Il documento pubblicato, che non è definitivo ma appunto suggerisce le linee guida, prevede anche che la capienza ridotta possa essere evitata nel momento in cui il locale in questione ha “la possibilità di adottare misure organizzative come, ad esempio, le barriere divisorie”. Inoltre, i tavoli dovranno essere distanti almeno due metri l’uno dall’altro. Intanto Confesercenti fa sapere: “Accogliamo con favore la decisione di permettere alle Regioni di anticipare al 18 maggio la riapertura di bar, ristoranti e parrucchieri. È una strategia di buon senso, ma servono regole chiare”-
I clienti non dovranno utilizzare la mascherina a tavola, ma dovranno farlo mentre si è in attesa del tavolo, in fila, alla cassa o per andare in bagno. La mascherina sarà invece obbligatoria per i cuochi e per i camerieri.
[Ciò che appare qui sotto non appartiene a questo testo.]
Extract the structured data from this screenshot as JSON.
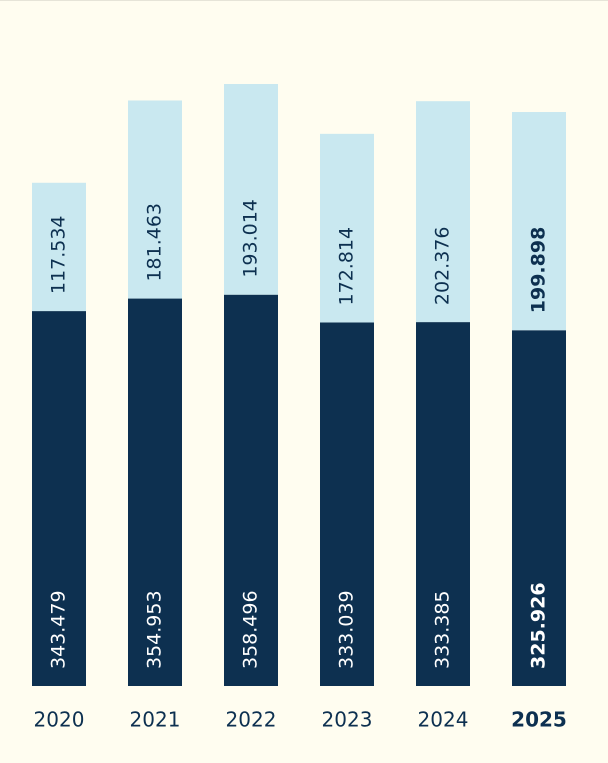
{
  "chart_data": {
    "type": "stacked_bar",
    "categories": [
      "2020",
      "2021",
      "2022",
      "2023",
      "2024",
      "2025"
    ],
    "series": [
      {
        "color": "#0d3050",
        "label_color": "#ffffff",
        "values": [
          343.479,
          354.953,
          358.496,
          333.039,
          333.385,
          325.926
        ]
      },
      {
        "color": "#c9e8f0",
        "label_color": "#0d3050",
        "values": [
          117.534,
          181.463,
          193.014,
          172.814,
          202.376,
          199.898
        ]
      }
    ]
  }
}
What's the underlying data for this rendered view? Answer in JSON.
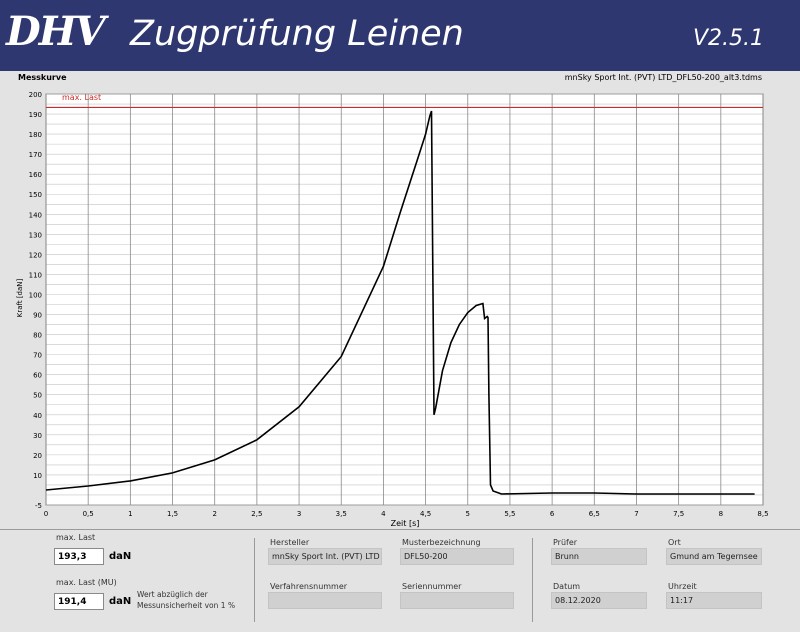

Se non adeguatamente igienizzati, bisognerà evitare il più possibile utensili e contenitori riutilizzabili come saliere, oliere, acetiere o brocche. I dispenser con il gel disinfettante si dovranno trovare in più punti del locale
Anche i bagni saranno igienizzati frequentemente. Con le nuove norme, sarà vietato il servizio al buffet. Raccomandato anche il ricambio di aria naturale e la ventilazione dei locali, anche in relazione ai servizi igienici: quindi ampie porte e finestre aperte. Non ci saranno più i menu cartacei: i piatti del giorno verranno scritti su lavagne o su fogli monouso
Secondo il documento, sarà poi opportuno “privilegiare i pagamenti elettronici con contactless”.Anche le casse dovranno, laddove possibile, essere protette dalla barriera di plexiglass. A Roma, prima che venisse reso noto il documento congiunto di Inail e Iss, la trattoria “Il Ciak” di Trastevere aveva già provato a posizionare divisori che consentirebbero di mantenere la distanza di sicurezza. Separare non soltanto un tavolo dall’altro ma i commensali allo stesso tavolo potrebbe ridurre del 50% la capienza totale del locale.